WASHINGTON — The Justice Department moved on Tuesday to allow federal inmates to remain on home confinement after the government declares an end to the Covid emergency, reversing a Trump-era legal opinion that said the Bureau of Prisons would have to recall them to federal facilities.
The shift was a rare instance in which Attorney General Merrick B. Garland reversed a high-profile decision made under the previous administration, and a victory for criminal justice advocates who had been pressuring the Justice Department on the issue.
“Thousands of people on home confinement have reconnected with their families, have found gainful employment and have followed the rules,” Mr. Garland said in a statement.
Congress gave the Bureau of Prisons the authority to release thousands of federal inmates to home confinement as part of the Coronavirus Aid, Relief and Economic Security Act, which passed in spring 2020 to address the myriad threats posed by the coronavirus pandemic, including the risk to people living and working in overcrowded prisons.
But in January, five days before President Biden took office, the Justice Department’s Office of Legal Counsel determined that nearly all those people would need to return to prison once the government said the pandemic no longer constituted an emergency.
Of the approximately 4,800 inmates who were placed on home confinement under the CARES Act, the Justice Department estimated, about 2,800 would have been returned to prison if the coronavirus emergency had ended immediately.
Mr. Garland had personally asked the Office of Legal Counsel to reconsider the opinion, a Justice Department spokeswoman said.
“We will exercise our authority so that those who have made rehabilitative progress and complied with the conditions of home confinement, and who in the interests of justice should be given an opportunity to continue transitioning back to society, are not unnecessarily returned to prison,” Mr. Garland said.
After department lawyers issued a memo on Tuesday that reversed its previous position, the attorney general called inmate advocates to inform them of the decision.
Holly Harris, the president and executive director of Justice Action Network, a bipartisan criminal justice reform group, hailed the reversal.
“The constant threat of returning to prison was so terrible,” she said. “People have gotten jobs and reconnected with their children. The relief they have to be feeling right now is overwhelming.”
The Trump-era memo had created a state of dread for those in home confinement.
“We’d been told over and over that the memo was off-limits and that there was no hope of reversing it,” Ms. Harris said. “But we’d been aware of other memos that had been overturned, and we felt that the administration could do it.”

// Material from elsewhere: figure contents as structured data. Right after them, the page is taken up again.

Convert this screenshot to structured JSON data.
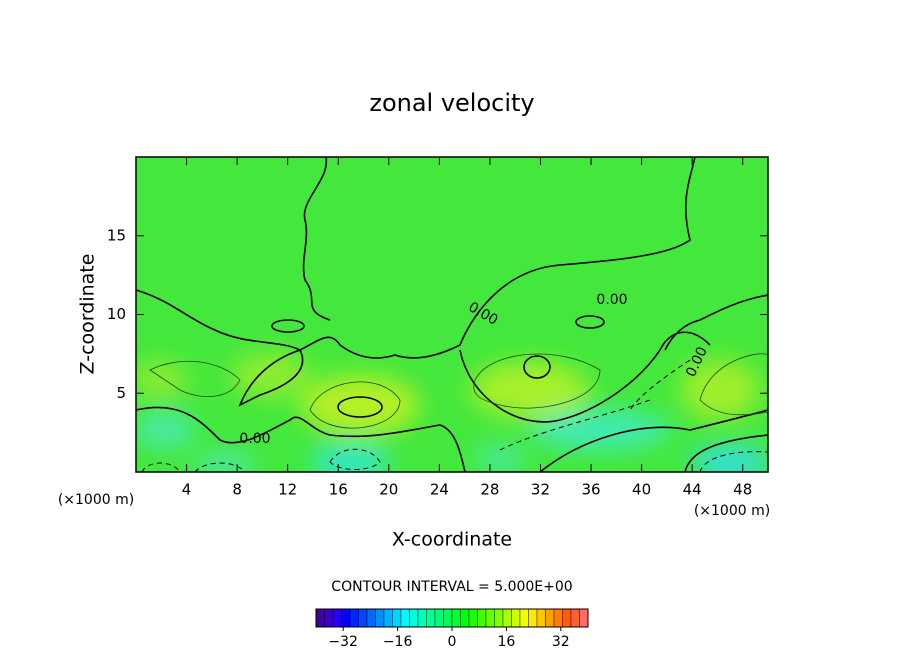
{
  "chart_data": {
    "type": "contour",
    "title": "zonal velocity",
    "x_label": "X-coordinate",
    "y_label": "Z-coordinate",
    "x_unit": "(×1000 m)",
    "y_unit": "(×1000 m)",
    "xlim": [
      0,
      50
    ],
    "ylim": [
      0,
      20
    ],
    "xticks": [
      4,
      8,
      12,
      16,
      20,
      24,
      28,
      32,
      36,
      40,
      44,
      48
    ],
    "yticks": [
      5,
      10,
      15
    ],
    "contour_labels": [
      "0.00",
      "0.00",
      "0.00",
      "0.00"
    ],
    "contour_interval_text": "CONTOUR INTERVAL = 5.000E+00",
    "colorbar_lim": [
      -40,
      40
    ],
    "colorbar_ticks": [
      {
        "value": -32,
        "label": "−32"
      },
      {
        "value": -16,
        "label": "−16"
      },
      0,
      16,
      32
    ]
  }
}
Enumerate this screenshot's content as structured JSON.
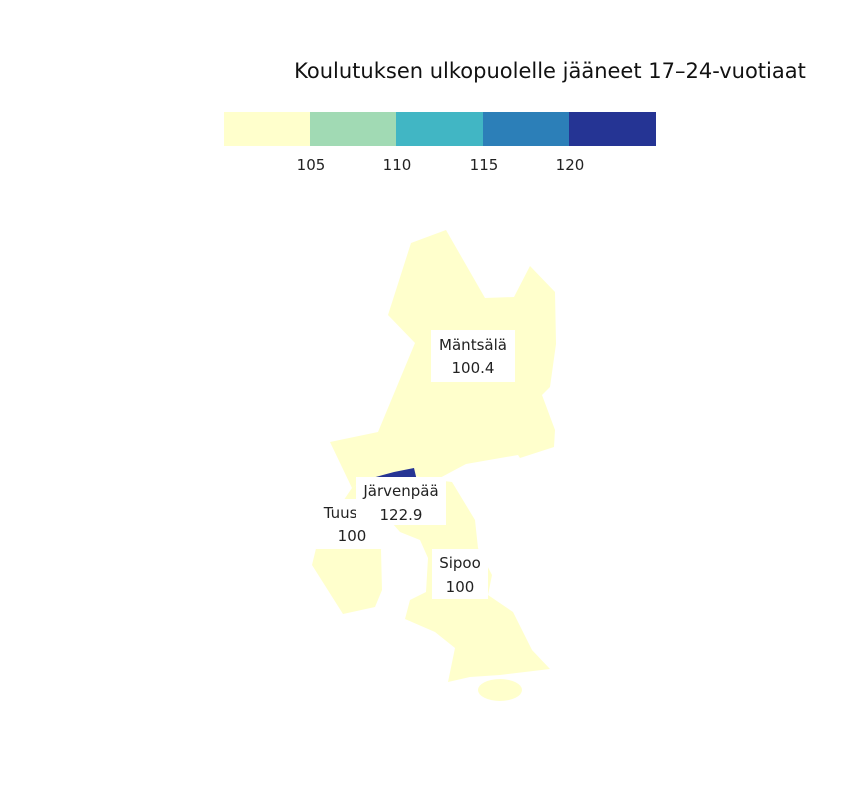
{
  "title": "Koulutuksen ulkopuolelle jääneet 17–24-vuotiaat",
  "legend": {
    "ticks": [
      "105",
      "110",
      "115",
      "120"
    ],
    "colors": [
      "#ffffcc",
      "#a1dab4",
      "#41b6c4",
      "#2c7fb8",
      "#253494"
    ]
  },
  "regions": [
    {
      "name": "Mäntsälä",
      "value": "100.4",
      "color": "#ffffcc"
    },
    {
      "name": "Järvenpää",
      "value": "122.9",
      "color": "#253494"
    },
    {
      "name": "Tuusula",
      "value": "100",
      "color": "#ffffcc"
    },
    {
      "name": "Sipoo",
      "value": "100",
      "color": "#ffffcc"
    }
  ]
}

In a phone call, Mr. Garland told Ms. Harris that the new opinion represented the legally correct conclusion. She said she also believed it was morally correct.
The Office of Legal Counsel said in its new memo that a more accurate reading of the law gave the Bureau of Prisons “discretion to permit prisoners in extended home confinement to remain there.”
Mr. Garland said in a statement that the Justice Department would come up with rules that would ensure that it “lives up to the letter and the spirit of the CARES Act.”
The Justice Department has declined to reverse other high-profile legal decisions that were made under President Donald J. Trump. It continued to keep secret a memo related to how William P. Barr, the former attorney general, considered how to interpret the findings of the special counsel’s report on Russian interference in the 2016 election. The department also chose to continue to defend Mr. Trump in a defamation suit filed by the writer E. Jean Carroll.
But the Justice Department under Mr. Garland has reversed course from the Trump administration on law enforcement and criminal justice issues. Mr. Garland imposed a moratorium on federal executions pending a review of the department’s policies and procedures. And he rescinded a policy that curbed the use of consent decrees to address police misconduct. The department also issued a memo directing law enforcement officers to use body cameras for the first time.